The general counsel of the National Labor Relations Board yesterday upheld a contract between the United Auto Workers and Saturn Corp., a new subsidiary of General Motors Corp., setting up a unionized company in the right-to-work state of Tennessee.
The ruling by Rosemary M. Collyer gives GM and the UAW permission to proceed with an ambitious, $5 billion project to produce 500,000 small cars annually, beginning in 1990, at facilities now under construction in Smyrna, Tenn.
The ruling also represents a major setback for right-to-work advocates, who have argued that the UAW-Saturn contract contradicts Tennessee's "open shop" law, which gives workers the right to hold jobs without belonging to a labor organization.
Under the terms of the contract, approved last July 26 by Saturn officials and the union's executive board, UAW-represented workers currently employed at other GM facilities in the United States would receive preferential treatment in hiring at the new company.
The contract also guarantees "permanent job security" for at least 80 percent of the UAW-represented workers who would be hired at the Saturn complex.
In addition to those guarantees, Saturn officials agreed to give the union unprecedented access to company financial information and an equally unprecedented right to participate in nearly all decisions affecting Saturn operations.
The Virginia-based National Right to Work Committee, which last year filed unfair-labor-relations charges againt GM, Saturn and the UAW, said that the employment preferences given to the UAW in the contract were unlawful. The committee also accused GM of illegally accepting UAW representation before actually hiring a work force at Saturn.
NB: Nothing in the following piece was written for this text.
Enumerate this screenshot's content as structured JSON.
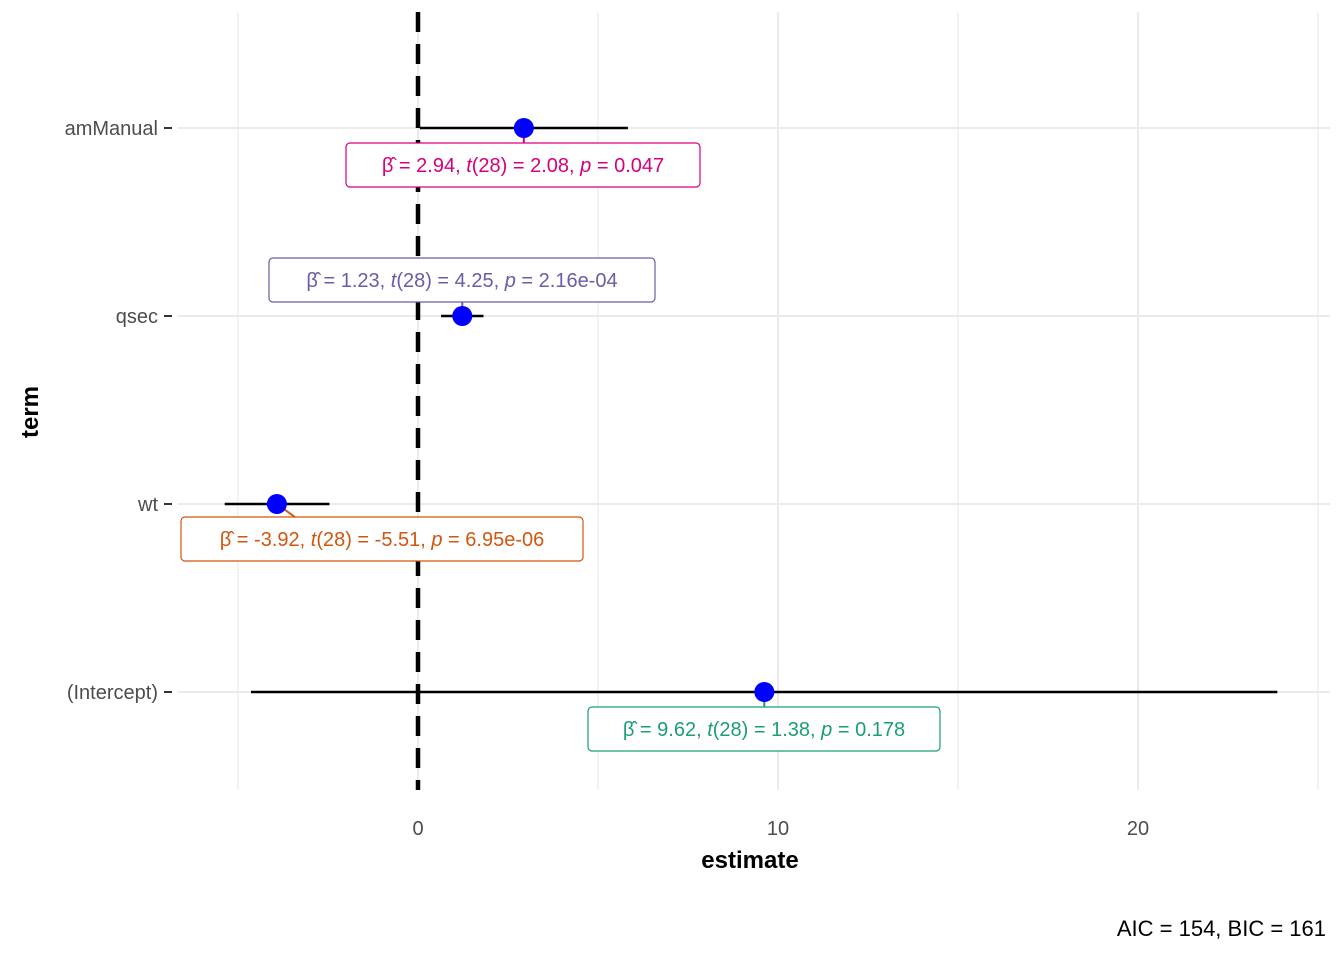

Collyer rejected both of those arguments in her ruling yesterday.
The UAW-Saturn pact allows union membership only "to the extent permitted by Tennessee law," Collyer said. Because Tennessee is a right-to-work state, union security clauses -- "closed shop" provisions -- cannot be enforced, Collyer said. There are no union security provisions in the contract, which means that new Saturn employes have the right not to join the union, she said.
Collyer also said the preferential-hiring provisions of the UAW-Saturn contract are legal because they are "the result of bargaining between the parties about the effects of the Saturn Project on employes at existing GM plants."
That kind of bargaining is permissable under the National Labor Relations Act, she said.
"That's ricidulous," said Steve Kerekes, a spokesman for the National Right to Work Committee. "Her decision seriously jeopardizes right-to-work laws all around the country. This is a really sad development."
The NRWC will announce plans to appeal the ruling at a Washington press conference this week, Kerekes said.
Saturn officials applauded Collyer's ruling.